When three seniors turned their capstone project into an entry for Northeastern University’s 2014 Research, Innovation, and Scholarship Expo (RISE), they never imagined winning in the computer and information sciences category. Yet that’s exactly what happened, and now the video game they developed is attracting interest from the gaming industry and other fields.
“We knew it was something special but didn’t know people would really grab onto it. We were a little surprised but very proud,” says Duncan MacLeod, who served as lead programmer for their project included in the annual showcase of research and innovative thinking at Northeastern.
MacLeod, Chris Germano, and Justin Yang, all computer science and game design combined majors in the College of Computer and Information Science (CCIS), first developed “Minutes to Midnight” as a point-and-click adventure game in which the leader of an unnamed nation is inside a bunker without any means of communication, needing to determine how to respond to an explosion in the capital. While MacLeod focused on coding, Germano came up with the concept and design, and Yang was the creative director and artist.
But that was just the starting point, back when they were part of a larger group of students working together in their capstone course. By the time they were ready for RISE, the three students had moved from a game with a storyline to one featuring user-created content.
“The average gamer, in my experience, is a creative person, whether they’re taking unique approaches towards traditional problems, instinctively adapting to changes, or creating new content as artists,” says Germano. “We thought being able to create characters and stories in a game would be appealing to this kind of person.”
In addition to studying computer science and game design, Germano had taken several psychology courses at Northeastern. That interest led him to explore how their game might relate to behavioral therapy. Germano explains, “We thought this could be a system to teach players about responsible behavior and that this could have an application in the medical field, where a professional could use the system to create or recreate a scenario in a patient’s life to elicit certain responses.”
Soon they were entering RISE with a project renamed “Minutes to Midnight: Promoting Creation, Culpability, and Critical Thinking” that offered innovative applications in health as well as an enjoyable experience for players. MacLeod says, “It was a chance to show people what we were doing and explore new opportunities.”
Two judges were assigned to assess each RISE entry, and Germano recalls, “Our first judge was to someone from the medical field. He loved our game platform and thought it had a lot of applications. That was an inspiring, motivating conversation and kept up our momentum.”
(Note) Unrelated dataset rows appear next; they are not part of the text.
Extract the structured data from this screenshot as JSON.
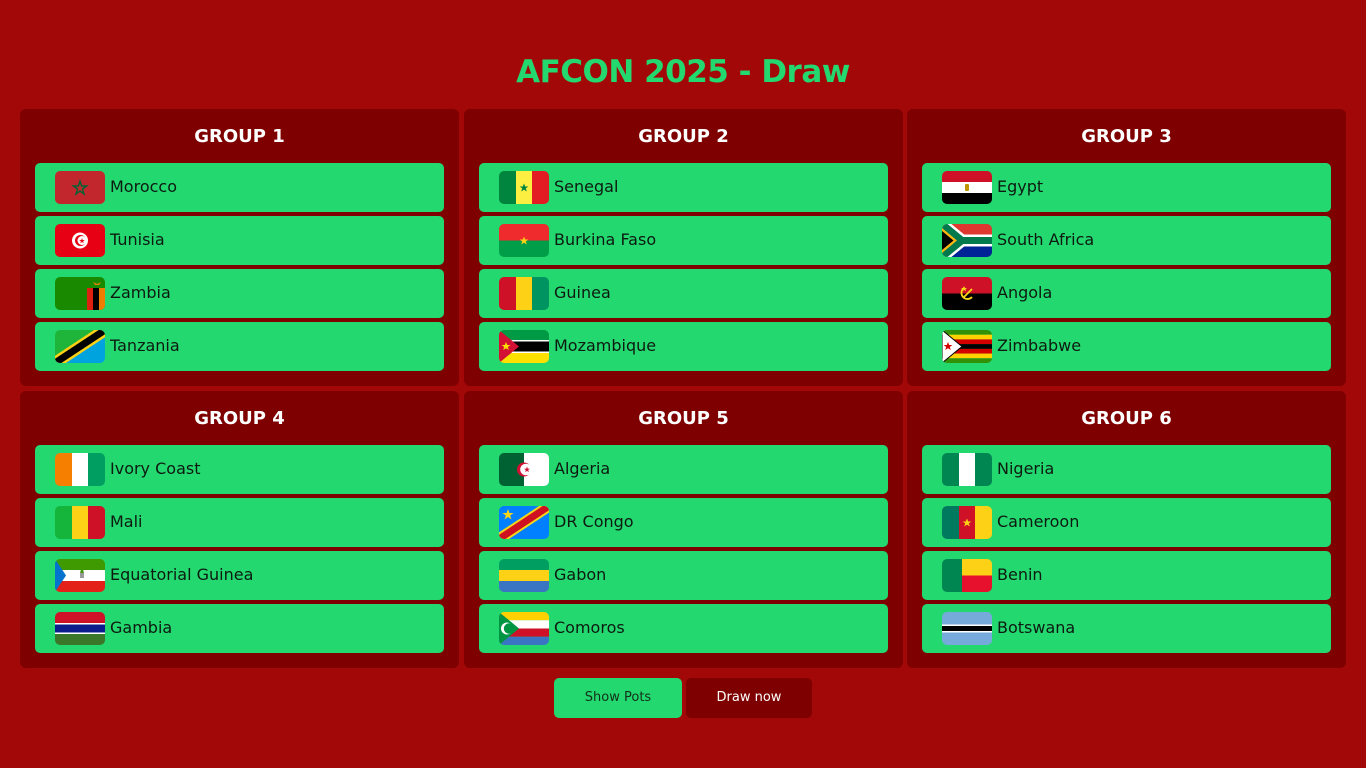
{
  "page": {
    "title": "AFCON 2025 - Draw"
  },
  "groups": [
    {
      "title": "GROUP 1",
      "teams": [
        {
          "name": "Morocco",
          "flag": "morocco-flag-icon"
        },
        {
          "name": "Tunisia",
          "flag": "tunisia-flag-icon"
        },
        {
          "name": "Zambia",
          "flag": "zambia-flag-icon"
        },
        {
          "name": "Tanzania",
          "flag": "tanzania-flag-icon"
        }
      ]
    },
    {
      "title": "GROUP 2",
      "teams": [
        {
          "name": "Senegal",
          "flag": "senegal-flag-icon"
        },
        {
          "name": "Burkina Faso",
          "flag": "burkina-faso-flag-icon"
        },
        {
          "name": "Guinea",
          "flag": "guinea-flag-icon"
        },
        {
          "name": "Mozambique",
          "flag": "mozambique-flag-icon"
        }
      ]
    },
    {
      "title": "GROUP 3",
      "teams": [
        {
          "name": "Egypt",
          "flag": "egypt-flag-icon"
        },
        {
          "name": "South Africa",
          "flag": "south-africa-flag-icon"
        },
        {
          "name": "Angola",
          "flag": "angola-flag-icon"
        },
        {
          "name": "Zimbabwe",
          "flag": "zimbabwe-flag-icon"
        }
      ]
    },
    {
      "title": "GROUP 4",
      "teams": [
        {
          "name": "Ivory Coast",
          "flag": "ivory-coast-flag-icon"
        },
        {
          "name": "Mali",
          "flag": "mali-flag-icon"
        },
        {
          "name": "Equatorial Guinea",
          "flag": "equatorial-guinea-flag-icon"
        },
        {
          "name": "Gambia",
          "flag": "gambia-flag-icon"
        }
      ]
    },
    {
      "title": "GROUP 5",
      "teams": [
        {
          "name": "Algeria",
          "flag": "algeria-flag-icon"
        },
        {
          "name": "DR Congo",
          "flag": "dr-congo-flag-icon"
        },
        {
          "name": "Gabon",
          "flag": "gabon-flag-icon"
        },
        {
          "name": "Comoros",
          "flag": "comoros-flag-icon"
        }
      ]
    },
    {
      "title": "GROUP 6",
      "teams": [
        {
          "name": "Nigeria",
          "flag": "nigeria-flag-icon"
        },
        {
          "name": "Cameroon",
          "flag": "cameroon-flag-icon"
        },
        {
          "name": "Benin",
          "flag": "benin-flag-icon"
        },
        {
          "name": "Botswana",
          "flag": "botswana-flag-icon"
        }
      ]
    }
  ],
  "buttons": {
    "show_pots": "Show Pots",
    "draw_now": "Draw now"
  },
  "colors": {
    "background": "#a30808",
    "panel": "#7e0000",
    "accent": "#24d870"
  }
}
The recognition at RISE also reinforced Germano’s decision to devote time after graduation to continuing work on “Minutes to Midnight.” He says, “A RISE award is a very appealing addition to a résumé and a great jumping point for other conversations and professional endeavors. I’m taking the summer to explore ideas and prototype concepts. We’ve gotten positive feedback from the game industry and are continuing to work on the system as a game while keeping other applications in mind. We have many months ahead before we’re ready to present it publicly, but we know how we’re going to get there. We want to perfect the system before showing it off so we can live up to expectations and exceed them.”
These avid gamers since childhood are motivated most by the idea of creating a game that they and others will want to play. As MacLeod says, “Games are my passion. I love this game and working on games, so I’ll continue even if I end up having a different full-time job. If it’s something you care about it’s not really work.”